XXXV
Quand on lit trop vite ou trop doucement on n'entend rien.
– Pascal
J'en vois beaucoup qui lisent sans savoir lire. Il y a peu de choses à dire sur ceux qui lisent trop doucement : ce sont ceux qui lisent sans enthousiasme aucun, qui voient davantage le labeur que le plaisir dans la lecture ; ils se forcent. Plus intéressant est le cas des lecteurs précipités, qui lisent un texte comme ils boivent un verre d'eau (alors qu'il faudrait lire comme on boit un bon vin) ; ils sont entièrement absorbés par un violent enthousiasme que je crois très peu naturel ; ils appartiennent à cette race d'homme, fiers d'être cultivés, qui, admirant, vénérant tout, n'aiment rien véritablement. Ils lisent un livre parce qu'il doit être lu par un homme cultivé ; et ceux qui cherchent à lire pour devenir un homme cultivé, voyant l'immensité de la culture, sont pressés : il y a tant d'autres livres à connaître, et tant de livres originaux, peu connus ! Ces hommes là ne pourraient pas choisir des livres privilégiés : ils veulent tout, ou rien.

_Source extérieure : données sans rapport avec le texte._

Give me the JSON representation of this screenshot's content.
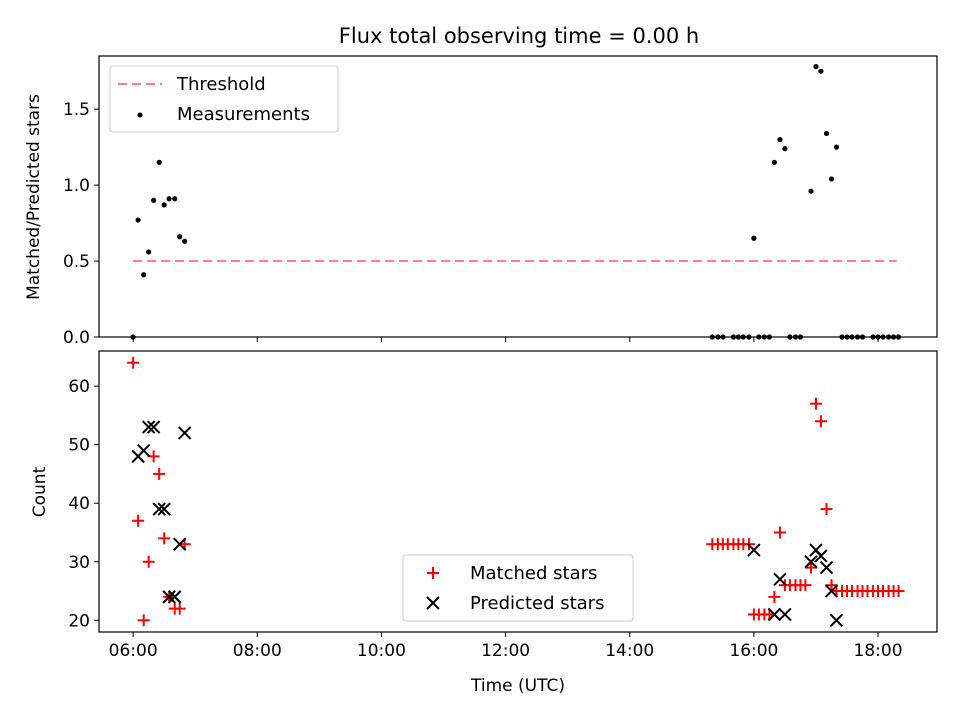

La rumination leur apparaît comme une perte de temps, alors qu'elle est la vertu du bon lecteur. Certains livres méritent, parce qu'ils nous semblent moins importants que d'autres, une lecture plus rapide que d'autres ; soit ; mais Proust, Nietzsche, s'ils doivent être lus, compris, assimilés, ce ne peut qu'être qu'à travers une lecture attentionnée, répétée : la précipitation avec eux – et avec l'ensemble des grands auteurs – tue la force et charme de la lecture. On peut prétendre avoir lu tout le Monde comme Volonté et comme Représentation, l'avoir effectivement fait en lisant plus entre les lignes qu'en pénétrant dans les mots, et n'y avoir rien compris. On en voit beaucoup, de ces arrogants lecteurs, qui, lisant tout (et surtout les livres originaux), admirant tout, en savent assez pour faire le pédant en société, mais qui sont incapables d'entrer dans la profondeur de ces livres lus en diagonale ; ils se contentent de la surface, car seule la surface est nécessaire pour réussir, par exemple, à faire une dissertation scolaire et pseudo-conceptuelle, ou à flatter son ego en comptant le nombre de livres avidement lus. La vérité de la lecture sincère se trouve dans le rythme naturel, et dans la capacité à revenir sans cesse sur ce qu'on a lu et aimé.